Una presunta estafa millonaria que utilizaba el negocio de la compra y venta de azúcar a gran escala como pantalla ha provocado la intervención de la Justicia Federal. Nueve personas denunciaron haber sido engañadas por una suma que supera los 740 millones de pesos, señalando como principal responsable a Diego Gerardo Ovejero. Según los expedientes judiciales, el acusado habría captado fondos de particulares durante al menos tres años bajo la promesa de generar ganancias extraordinarias, con tasas de rendimiento mensual que oscilaban entre el 12% y el 15%, un margen imposible de alcanzar en el circuito financiero tradicional.
El éxito inicial de la maniobra radicaba en una sólida apariencia de legitimidad. Ovejero se presentaba como un actor con fuertes influencias en el sector azucarero y aseguraba tener trato directo con grandes ingenios e intermediarios. Para formalizar las inversiones, los damnificados firmaban contratos privados y recibían pagarés, reconocimientos de deudas e incluso títulos de propiedad de vehículos en carácter de garantía. Esta supuesta solvencia se respaldaba con el envío diario de material audiovisual, como fotos y videos de camiones de carga y depósitos repletos de mercadería, herramientas que terminaron de convencer a los aportantes de que el negocio era real y sumamente próspero.
Durante los primeros meses, el sistema funcionó con precisión. Los inversores cobraban sus intereses puntualmente, lo que generó un clima de confianza tal que ellos mismos comenzaron a recomendar el negocio a sus círculos más cercanos, atrayendo a nuevos capitales. Sin embargo, la investigación judicial apunta a que estos pagos iniciales no provenían de la rentabilidad de ninguna actividad comercial, sino que eran financiados con el dinero fresco aportado por los nuevos ingresantes, un mecanismo clásico de captación piramidal.

El esquema comenzó a desmoronarse cuando cesaron los pagos. Ante los reclamos de las víctimas, Ovejero comenzó a ensayar diversas excusas operativas para dilatar las devoluciones. Cuando la presión de los acreedores aumentó, el acusado intentó frenar las acciones legales firmando compromisos de pago en escribanías y presentándose ante el Ministerio Público Fiscal para acordar cronogramas de devolución que, según denuncian los damnificados, jamás se cumplieron. En su lugar, se detectó la entrega de cheques sin fondos y la sesión duplicada de vehículos como garantía de pago, llegando al extremo de entregar un mismo formulario 08 a distintas personas. Incluso, muchos damnificados relataron haber sido citados en bancos bajo la promesa de recibir dinero en efectivo, citas a las que el empresario nunca asistió.
La complejidad del caso obligó a la Justicia ordinaria a declararse incompetente y derivar las actuaciones al fuero federal. Tras analizar la documentación y la estructura utilizada, la fiscalía determinó que el conflicto superaba un mero incumplimiento de contrato entre privados. La hipótesis principal apunta ahora a un presunto delito de intermediación financiera no autorizada, dado que existía un esquema habitual de captación de fondos públicos. Además, el foco de los investigadores se posa sobre las firmas Food Trading Dos SAS, El Marqués SAS y Bellamar Estancias, sociedades comerciales que habrían sido utilizadas para canalizar el dinero y que ahora serán auditadas bajo las sospechas de lavado de activos y evasión tributaria.
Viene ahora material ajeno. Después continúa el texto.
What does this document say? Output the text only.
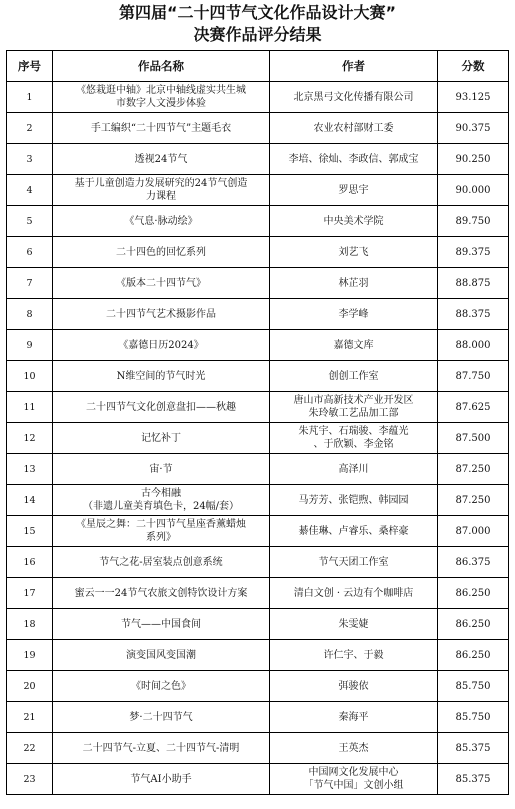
第四届“二十四节气文化作品设计大赛”
决赛作品评分结果
序号	作品名称	作者	分数
1	《悠栽逛中轴》北京中轴线虚实共生城
市数字人文漫步体验	北京黑弓文化传播有限公司	93.125
2	手工编织“二十四节气”主题毛衣	农业农村部财工委	90.375
3	透视24节气	李培、徐灿、李政信、郭成宝	90.250
4	基于儿童创造力发展研究的24节气创造
力课程	罗思宇	90.000
5	《气息·脉动绘》	中央美术学院	89.750
6	二十四色的回忆系列	刘艺飞	89.375
7	《版本二十四节气》	林芷羽	88.875
8	二十四节气艺术摄影作品	李学峰	88.375
9	《嘉德日历2024》	嘉德文库	88.000
10	N维空间的节气时光	创创工作室	87.750
11	二十四节气文化创意盘扣——秋趣	唐山市高新技术产业开发区
朱玲敏工艺品加工部	87.625
12	记忆补丁	朱芃宇、石瑞骏、李蕴光
、于欣颖、李金铭	87.500
13	宙·节	高泽川	87.250
14	古今相融
（非遗儿童美育填色卡，24幅/套）	马芳芳、张铠煦、韩园园	87.250
15	《星辰之舞：二十四节气星座香薰蜡烛
系列》	綦佳琳、卢睿乐、桑梓豪	87.000
16	节气之花-居室装点创意系统	节气天团工作室	86.375
17	蜜云一一24节气农旅文创特饮设计方案	清白文创 · 云边有个咖啡店	86.250
18	节气——中国食间	朱雯婕	86.250
19	演变国风变国潮	许仁宇、于毅	86.250
20	《时间之色》	弭骏依	85.750
21	梦·二十四节气	秦海平	85.750
22	二十四节气-立夏、二十四节气-清明	王英杰	85.375
23	节气AI小助手	中国网文化发展中心
「节气中国」文创小组	85.375
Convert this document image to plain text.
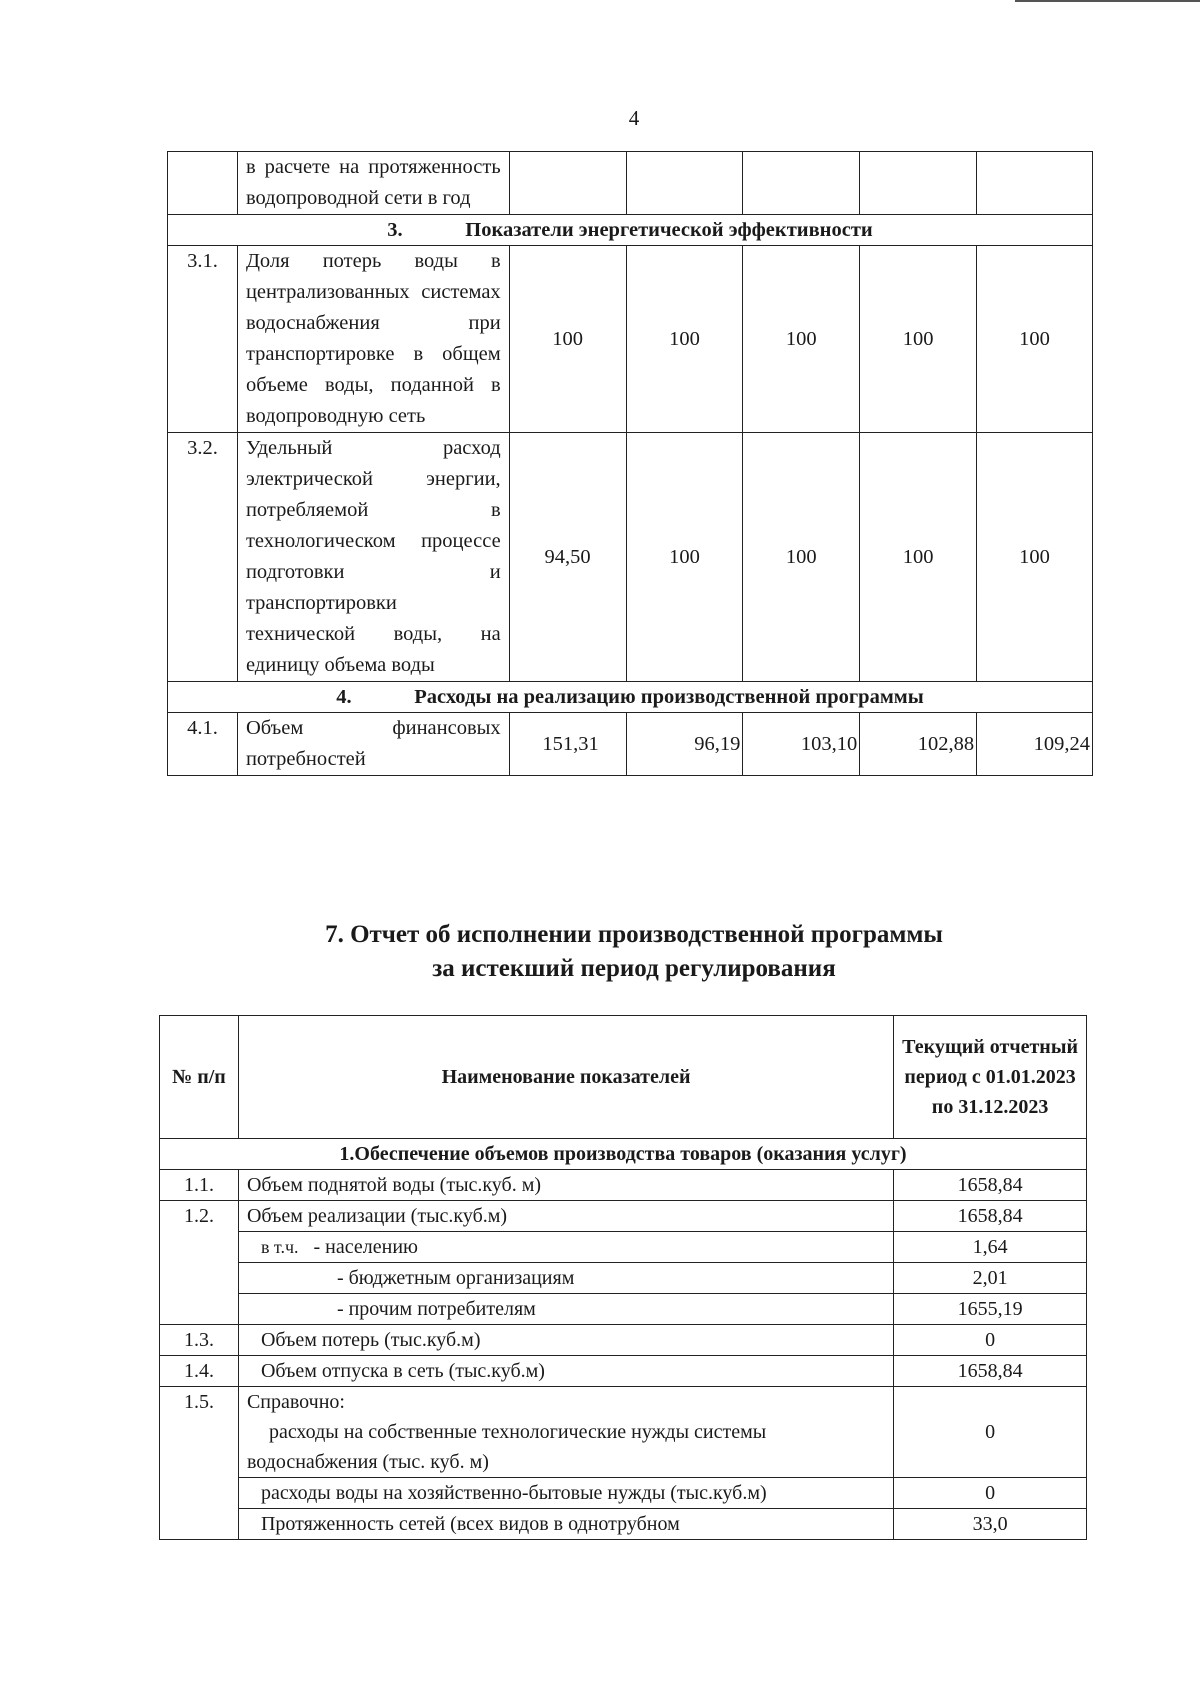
4
	в расчете на протяженность водопроводной сети в год					
3. Показатели энергетической эффективности						
3.1.	Доля потерь воды в централизованных системах водоснабжения при транспортировке в общем объеме воды, поданной в водопроводную сеть	100	100	100	100	100
3.2.	Удельный расход электрической энергии, потребляемой в технологическом процессе подготовки и транспортировки технической воды, на единицу объема воды	94,50	100	100	100	100
4. Расходы на реализацию производственной программы						
4.1.	Объем финансовых потребностей	151,31	96,19	103,10	102,88	109,24
7. Отчет об исполнении производственной программы
за истекший период регулирования
№ п/п	Наименование показателей	Текущий отчетный период с 01.01.2023 по 31.12.2023
1.Обеспечение объемов производства товаров (оказания услуг)		
1.1.	Объем поднятой воды (тыс.куб. м)	1658,84
1.2.	Объем реализации (тыс.куб.м)	1658,84
	в т.ч. - населению	1,64
	- бюджетным организациям	2,01
	- прочим потребителям	1655,19
1.3.	Объем потерь (тыс.куб.м)	0
1.4.	Объем отпуска в сеть (тыс.куб.м)	1658,84
1.5.	Справочно:
расходы на собственные технологические нужды системы
водоснабжения (тыс. куб. м)	0
	расходы воды на хозяйственно-бытовые нужды (тыс.куб.м)	0
	Протяженность сетей (всех видов в однотрубном	33,0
La Justicia Federal asume ahora el desafío de reconstruir la ruta del dinero y determinar el verdadero alcance de la maniobra, mientras los abogados de las víctimas advierten que el perjuicio económico documentado hasta el momento podría incrementarse sustancialmente a medida que nuevos damnificados decidan romper el silencio y presentarse ante los tribunales.